The problem, as the article points out, is that these types of studies are not typically performed in relevant settings— i.e., in a classroom where children are trying to actively learn. The key difference is that typical epistemic trust studies are using concepts that children already know in order to teach the children about the reliability of their informant. However, in traditional educational settings, children are learning about something new and cannot yet be expected to have ‘mastered’ the topic.
In order to study epistemic trust in a real-life academic setting, Durkin and Shafto combined theories on consistency (correct and incorrect examples) with trustworthiness and studied students learning decimals in both 4th (novice) and 5th (experts) grades. Although all testing and training was completed outside of the standard curriculum, the topic and methods used were educationally relevant.
The most interesting finding of the study was that the results differed significantly according to grade level: fourth graders – the consistent condition, in which informants were either always right or always wrong – showed greater increases in knowledge AND fewer misconceptions after training. The reverse was true for the 5th graders, making the overall conclusion of the study sound a little wishy-washy:
“Consequently, manipulating epistemic trust via informant reliability may facilitate or impede learning, depending on prior instruction.” (p. 9)
While this conclusion may not sound helpful at the outset, once you delve a little deeper it is easy to see why a difference may have emerged across grade levels. The 4th graders were complete novices to decimals, while the 5th graders had had some previous instruction before completing the training session (indeed, baseline knowledge scores were different between grade levels). When one takes into account the idea of cognitive load, or the total amount of mental effort being used in the working memory, these results start to make sense:
- The 4th graders, who have little to no previous experience with decimals, experience a higher cognitive load with the task in general and therefore benefit from increased consistency across the training.
- The 5th graders, who had at least some experience with decimals, actually benefited from the inconsistent examples because it forced them to engage with each example and determine which informant was accurate (since this information was inconsistent across examples). According to Durkin and Shafto,
“this may help these learners strengthen conceptual knowledge and modify their previous misconceptions.” (p. 9).
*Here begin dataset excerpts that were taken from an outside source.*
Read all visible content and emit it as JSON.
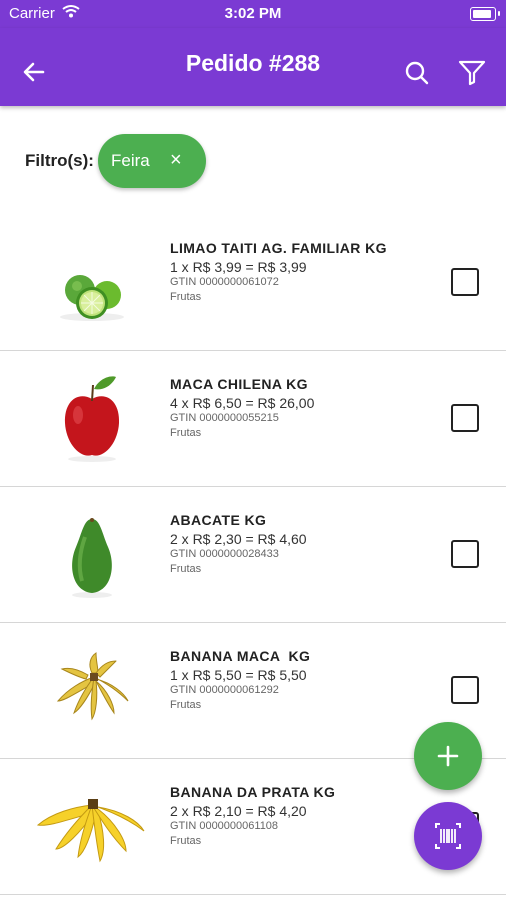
{
  "status_bar": {
    "carrier": "Carrier",
    "time": "3:02 PM"
  },
  "app_bar": {
    "title": "Pedido #288"
  },
  "filters": {
    "label": "Filtro(s):",
    "chips": [
      {
        "label": "Feira",
        "remove_icon": "×"
      }
    ]
  },
  "items": [
    {
      "name": "LIMAO TAITI AG. FAMILIAR KG",
      "calc": "1 x R$ 3,99 = R$ 3,99",
      "gtin": "GTIN 0000000061072",
      "category": "Frutas",
      "image": "lime-image",
      "checked": false
    },
    {
      "name": "MACA CHILENA KG",
      "calc": "4 x R$ 6,50 = R$ 26,00",
      "gtin": "GTIN 0000000055215",
      "category": "Frutas",
      "image": "apple-image",
      "checked": false
    },
    {
      "name": "ABACATE KG",
      "calc": "2 x R$ 2,30 = R$ 4,60",
      "gtin": "GTIN 0000000028433",
      "category": "Frutas",
      "image": "avocado-image",
      "checked": false
    },
    {
      "name": "BANANA MACA  KG",
      "calc": "1 x R$ 5,50 = R$ 5,50",
      "gtin": "GTIN 0000000061292",
      "category": "Frutas",
      "image": "banana-maca-image",
      "checked": false
    },
    {
      "name": "BANANA DA PRATA KG",
      "calc": "2 x R$ 2,10 = R$ 4,20",
      "gtin": "GTIN 0000000061108",
      "category": "Frutas",
      "image": "banana-prata-image",
      "checked": false
    }
  ],
  "colors": {
    "primary": "#7b3ad3",
    "accent_green": "#4caf50"
  },
  "icons": {
    "back": "arrow-left-icon",
    "search": "search-icon",
    "filter": "filter-icon",
    "add": "plus-icon",
    "scan": "barcode-icon",
    "wifi": "wifi-icon",
    "battery": "battery-icon"
  }
}
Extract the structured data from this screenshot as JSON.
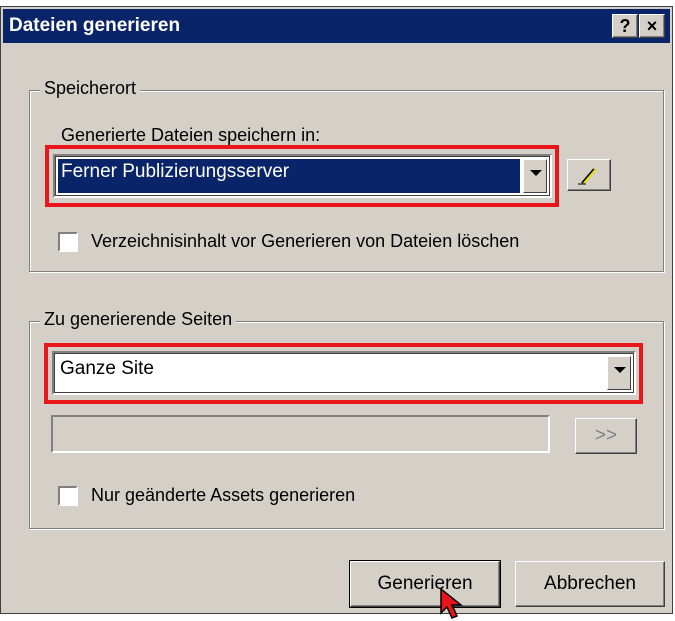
{
  "dialog": {
    "title": "Dateien generieren",
    "help_label": "?",
    "close_label": "×"
  },
  "storage": {
    "group_label": "Speicherort",
    "save_label": "Generierte Dateien speichern in:",
    "selected_value": "Ferner Publizierungsserver",
    "clear_checkbox_label": "Verzeichnisinhalt vor Generieren von Dateien löschen",
    "clear_checked": false
  },
  "pages": {
    "group_label": "Zu generierende Seiten",
    "selected_value": "Ganze Site",
    "path_value": "",
    "browse_label": ">>",
    "changed_checkbox_label": "Nur geänderte Assets generieren",
    "changed_checked": false
  },
  "buttons": {
    "generate_label": "Generieren",
    "cancel_label": "Abbrechen"
  },
  "colors": {
    "titlebar": "#0a246a",
    "highlight": "#e8161b",
    "dialog_face": "#d4d0c8"
  }
}
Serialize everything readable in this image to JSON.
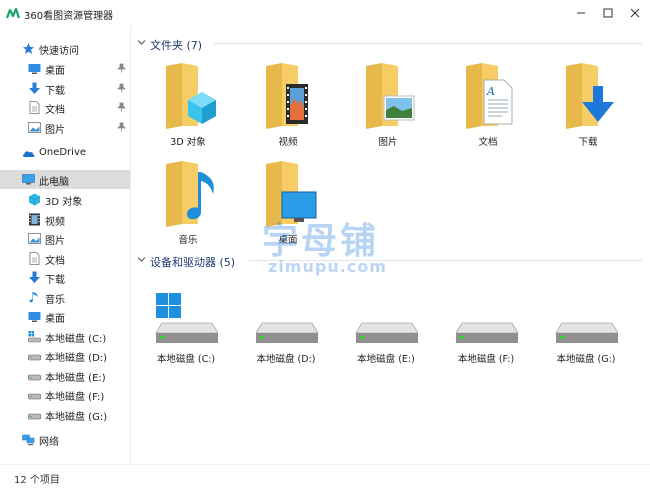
{
  "window": {
    "title": "360看图资源管理器"
  },
  "sidebar": {
    "quick_access": "快速访问",
    "quick_items": [
      "桌面",
      "下载",
      "文档",
      "图片"
    ],
    "onedrive": "OneDrive",
    "this_pc": "此电脑",
    "pc_items": [
      "3D 对象",
      "视频",
      "图片",
      "文档",
      "下载",
      "音乐",
      "桌面"
    ],
    "drives": [
      "本地磁盘 (C:)",
      "本地磁盘 (D:)",
      "本地磁盘 (E:)",
      "本地磁盘 (F:)",
      "本地磁盘 (G:)"
    ],
    "network": "网络"
  },
  "main": {
    "folders_group": "文件夹 (7)",
    "folders": [
      "3D 对象",
      "视频",
      "图片",
      "文档",
      "下载",
      "音乐",
      "桌面"
    ],
    "devices_group": "设备和驱动器 (5)",
    "drives": [
      "本地磁盘 (C:)",
      "本地磁盘 (D:)",
      "本地磁盘 (E:)",
      "本地磁盘 (F:)",
      "本地磁盘 (G:)"
    ]
  },
  "status": {
    "count": "12 个项目"
  },
  "watermark": {
    "main": "字母铺",
    "url": "zimupu.com"
  },
  "colors": {
    "accent": "#1e78dc",
    "folder": "#f5c85a",
    "selected": "#dcdcdc"
  }
}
While the field of Psychology has been studying epistemic trust, and research in education has looked into the importance of both correct and incorrect examples for learning, the authors suggest that educators need to take both trustworthiness and student experience into account when studying how children learn:
“The results from the current study indicate that given the exact same examples, children’s learning varies depending on whether the pair of informants is consistent or inconsistent.” (p. 9)
I think the take-home message of this study is this: children have a hard enough time learning new concepts as it is, there’s no reason to burden them with the extra problem of trying to suss out the difference between reliable and false information. However, a healthy amount of reasoning about the source of information can help more advanced learners to engage more deeply in the subject at hand. Frankly, I think this lesson applies outside of childhood education to the broader population, as well; I know there are certainly some adults in my life that could benefit from a healthy dose of skepticism!
(1) Durkin, K., & Shafto, P. (2016). Epistemic trust and education: Effects of informant reliability on student learning of decimal concepts. Child Development, 87, 154-164.